5. Ormai è diffuso l’interesse a prospettare certe questioni in termini che facciano presa sull’opinione pubblica non informata. Le concessioni balneari ne sono un esempio. La questione viene posta in termini di diritto comunitario, fidando forse sulla diffidenza di una parte dell’opinione pubblica verso l’Unione Europea.
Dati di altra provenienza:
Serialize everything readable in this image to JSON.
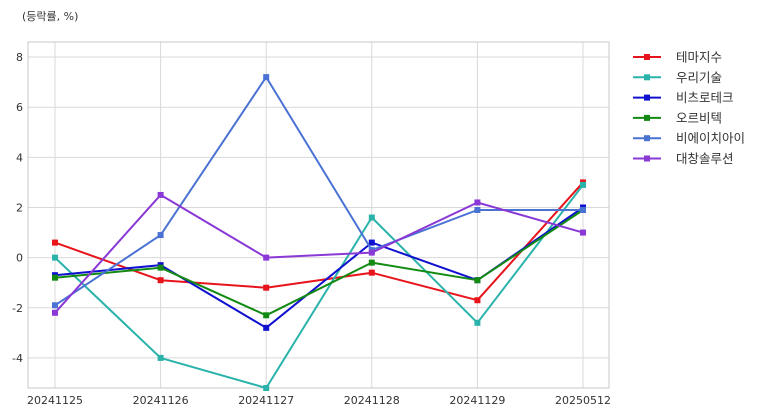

Si elude una prima domanda: se il regime di quelle concessioni sia conforme al diritto nazionale. Le spiagge sono beni demaniali e, secondo l’art.823 c c., non possono formare oggetto di diritti di terzi se non nei modi e nei limiti fissati dalle leggi che li riguardano. È compatibile con questa natura che la loro utilizzazione sia consentita per tempi molto lunghi agli stessi soggetti, escludendo qualsiasi altro concorrente? Finora è stato così, ma non è detto che solo per questo sia conforme alla Costituzione.

A proposito della Costituzione sarebbe il caso di soffermarsi su alcune situazioni, quanto meno anomale. Su alcune nemmeno si discute perché la loro durata ne dimostrerebbe la legittimità; non viene preso in considerazione che la loro durata potrebbe essere motivata dal fatto che, per la natura incidentale della questione di costituzionalità, il singolo non si trova in condizione di proporre un giudizio a tutela di una sua posizione giuridica. Su quelle che insorgono quando vengono proposte modifiche rilevanti, quasi mai si parte dalle discussioni in Assemblea Costituente, quando fu elaborata la norma da modificare.

Certi fenomeni, che si stanno verificando in altri settori, apparentemente di poco significato, non dovrebbero essere trascurati. Alcuni temini vedono modificato il loro significato che hanno avuto nell’uso tradizionale. Oggi gli eventi di natura più diversa “raccontano”; tutto avviene “in qualche modo”; “assolutamente” qualifica ogni affermazione o negazione; alle “virgolette” è stato tolto il livello della scrittura e sono introdotte nel discorso parlato, dimostrando così che si è persa la nozione del senso traslato. Non potrebbero essere il segno di una tendenza verso una ulteriore omogeneizzazione acritica del pensiero?